Yazarın bu ifadeleri, İslam ordusunun
vakıasının gerçeğini asla yansıtmamaktadır. Aksine İslam ordusu fetihler
neticesinde gücüne güç katmıştır. İslam ordusunun fetihleri gerçekleştirmesi
neticesindeki durumunu izah etmeden önce yazarın ifade ettiği “fetihlerin biri biri
ardına yapılmasıyla ordunun gücünün zayıflaması” gerçeği, Romalıların kuzey
Afrika’yı ve Şam’ı fethedip, bölge halkına uyguladığı zulmün getirdiği
sıkıntı ve halk üzerine yaptığı inançları zorla değiştirme ilkesine
dayanmaktadır. İspanya’daki Engizisyon mahkemelerinde bölge halkına yapılanları
düşündüğümüzde yazarın nasıl böyle bir hataya düştüğünü görebiliriz.
Çünkü, inancın zorla değiştirilmesi düşüncesi, ya insanların ayaklanmasına ya
da bir çıkar yol bulasıya kadar inançlarını gizlemelerine neden olur. Sovyetler
Birliği’nin çöküşü, Müslümanların çoğunlukta olduğu cumhuriyetlerde
İslamiyetin yeniden filizlenmesine neden olan olmuştur. Emevi, Abbasi ve Osmanlı
Hilafet devleti yıkıldığında bölge halkından hiçbir kimse kendi eski inancına
geri döndü mü? Elbette hayır.
İslamiyet; inananlarına enerji veren temeli akla
dayanan bir güçtür.

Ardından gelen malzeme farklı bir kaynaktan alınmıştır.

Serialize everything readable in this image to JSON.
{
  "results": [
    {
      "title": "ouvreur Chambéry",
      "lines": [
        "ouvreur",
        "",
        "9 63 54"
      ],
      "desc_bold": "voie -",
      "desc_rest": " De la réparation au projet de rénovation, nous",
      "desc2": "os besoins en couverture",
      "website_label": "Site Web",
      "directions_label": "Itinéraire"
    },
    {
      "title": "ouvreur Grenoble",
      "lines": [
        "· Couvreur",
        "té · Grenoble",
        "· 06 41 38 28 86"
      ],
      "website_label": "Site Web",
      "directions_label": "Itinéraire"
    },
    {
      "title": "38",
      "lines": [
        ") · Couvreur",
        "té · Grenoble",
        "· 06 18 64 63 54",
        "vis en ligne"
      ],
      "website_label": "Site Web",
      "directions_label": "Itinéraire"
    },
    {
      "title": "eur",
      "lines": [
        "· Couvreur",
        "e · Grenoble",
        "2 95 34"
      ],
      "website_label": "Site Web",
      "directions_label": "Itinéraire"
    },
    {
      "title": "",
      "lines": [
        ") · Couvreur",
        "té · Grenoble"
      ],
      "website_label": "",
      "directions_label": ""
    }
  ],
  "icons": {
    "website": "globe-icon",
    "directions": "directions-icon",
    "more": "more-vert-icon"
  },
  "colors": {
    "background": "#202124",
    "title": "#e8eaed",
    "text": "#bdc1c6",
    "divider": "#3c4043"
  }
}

Bu din, Allah (cc)’ nun, Muhammed (sav)’e, insanları cahiliye
karanlığından İslamiyet’in aydınlığına çıkaran, aciz olan yaratılmışlara
tapmaktan, ehad olan Allah’a taptıran gerçek mesajdır. Bu mesaj, mevcut problemlerin
anlaşılması, nasıl çözülüp amel edileceğini bizlere gösterir.
İslamiyet; Allah’la kul arasındaki alakayı,
kişinin diğer insanlarla olan alakasını, kişinin kendi nefsiyle olan alakasını
düzenleyerek, insanları huzura götüren dindir.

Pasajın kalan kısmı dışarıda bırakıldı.